Groundwater Connection with Landscape

The depth of the water table is partly responsible for different plant species occupying different positions along the slopes from hill to valley, as only the drought tolerant plants can live on the hills in arid regions and water tolerant plants live near streams (Figure 14). In lowland discharge areas of arid climates, water is lost to the atmosphere by evapotranspiration causing salt to accumulate. Such settings develop salt-tolerant vegetation.

Riparian Forest along Sonoita Creek


Pantanal Mato-Grossense National Park
Figure 14 – The depth to the water table can influence the types of vegetation growing in a place. a) In a water stressed environment such as Arizona, United States, trees grow along the stream corridor where the water table is shallow, while desert shrubs and grass grow on the hills where the water table is too deep for plant roots to reach (The Old Pueblo, 2014. “Riparian Forest along Sonoita Creek, southwest of Patagonia Lake, part of which can be seen in the center of the photo” by The Old Pueblo is licensed under CC BY-SA 4.0). b) In places with too much water such as the Pantanal wetlands in Mato Grosso do Sul, Brazil, trees are found on hills where their roots have room to grow in the oxygen rich unsaturated zone above the water table, whereas near the lake shores, the groundwater table is so close to the ground surface that tree roots can’t get sufficient oxygen because there is little if any air in the pores of the soil (Wikimapia, 2020. “Pantanal Mato-Grossense National Park” by Wikimapia is licensed under CC BY 4.0).

The water table occurs everywhere beneath us and when humans change the landscape shape, the vegetation, or purposefully drain groundwater for farming and construction, we change the depth to the water table. This often has problematic consequences for humans and ecological systems. However, we are able to predict consequences before we make changes so as to make informed decisions about our actions. Depending on the predicted consequences, we may decide not to proceed or we may redesign the changes to reduce the adverse effects.

The depth of the water table can have a strong impact on how the land responds to heat. For example, in hot dry areas of Australia where eucalyptus trees are the native vegetation, the natural position of the water table is deeper below land surface than after the eucalyptus trees are cleared for crops. This occurs because the trees consume soil moisture capturing infiltrating water, resulting in minimal groundwater recharge. After the trees are cleared, the crops consume less groundwater so recharge increases and the water table rises. When the water table is near the ground surface, water evaporates leaving dissolved substances behind to form salt precipitates that accumulate in the soil rendering the land unfit for crops. Soil salinization is a cause of cropland loss each year around the globe. In many agricultural regions, management of land use to avoid salinization is key to agricultural productivity.

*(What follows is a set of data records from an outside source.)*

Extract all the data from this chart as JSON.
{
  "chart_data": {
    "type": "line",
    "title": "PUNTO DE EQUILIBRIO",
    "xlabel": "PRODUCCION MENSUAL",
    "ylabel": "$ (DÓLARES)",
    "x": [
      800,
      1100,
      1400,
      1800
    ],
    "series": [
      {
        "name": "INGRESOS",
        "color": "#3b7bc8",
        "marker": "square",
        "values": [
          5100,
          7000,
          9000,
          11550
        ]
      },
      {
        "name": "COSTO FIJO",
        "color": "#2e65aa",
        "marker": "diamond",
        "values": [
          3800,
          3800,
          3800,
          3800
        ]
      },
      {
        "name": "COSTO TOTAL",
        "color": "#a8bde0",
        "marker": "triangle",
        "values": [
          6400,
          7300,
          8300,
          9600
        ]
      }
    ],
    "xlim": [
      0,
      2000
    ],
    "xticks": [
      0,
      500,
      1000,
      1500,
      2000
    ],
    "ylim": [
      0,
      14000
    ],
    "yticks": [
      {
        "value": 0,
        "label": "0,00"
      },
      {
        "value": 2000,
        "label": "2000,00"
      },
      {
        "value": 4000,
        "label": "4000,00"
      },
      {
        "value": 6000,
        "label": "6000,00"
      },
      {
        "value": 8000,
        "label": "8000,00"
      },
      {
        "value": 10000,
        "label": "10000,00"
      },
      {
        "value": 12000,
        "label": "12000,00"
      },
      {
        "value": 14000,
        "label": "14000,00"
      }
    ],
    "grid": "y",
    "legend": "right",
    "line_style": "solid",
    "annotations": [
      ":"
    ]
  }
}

Another example of water table depth influencing the landscape is the occurrence of wildfires as described by Elbein (2019) in his Pulitzer Prize winning National Geographic article “Tree Planting Programs Can Do More Harm Than Good.” He explains that a shallow water table in wetlands can make the difference between normal wildfires and infernos that cause massive destruction. This was the case in the Fort McMurray wildfire in Alberta, Canada, in 2016, which was the costliest wildfire in Canada’s history. Mossy bogs, a type of wetland known as a peatland, cover an immense part of northern Canada and Russia. Peat is composed of partially decayed organic material such as moss. Peatlands contain large amounts of carbon that is gradually sequestered from the atmosphere over thousands of years. As peat forms, it supports fewer of the typical trees (black spruce in the Alberta case). With fewer trees, more recharge reaches the water table so the water table moves closer to the surface. The shallow water table makes the peatland resilient after wildfires. Peatlands commonly experience low‑intensity fires and are able to recover the carbon lost during the fire in a relatively short period of time because the shallow water table prevents the fire from burning deeply into the peat. When peatlands were drained for the purpose of creating a spruce forest in the Fort McMurray area, an environmental adjustment occurred: the black spruce trees used more water, the water table declined, the shallower peat was replaced by a drier moss species (kindling instead of fire retardant), the large trees became a huge store of fuel, and then the Fort McMurray wildfire ensued. Intensely burned peatlands require long periods of time to recover the carbon released to the atmosphere by the fire (Figure 15). The media attributed this fire to the extremes of nature related to climate change without recognition that human intervention in the shallow groundwater flow system played a key role in the event.


Figure showing how the depth of the water table can influence the impact of forest fires on landscape.
Figure 15 – Scientists studied the landscape after the 2016 Fort McMurray Fire and found that where the water table was lowered by humans beneath peatlands so they could plant a black spruce forest, the fire was more intense and burned deeper, causing large loss of carbon that took 1000s of years to store (after Elbein, 2019; image Wilkinson, 2018).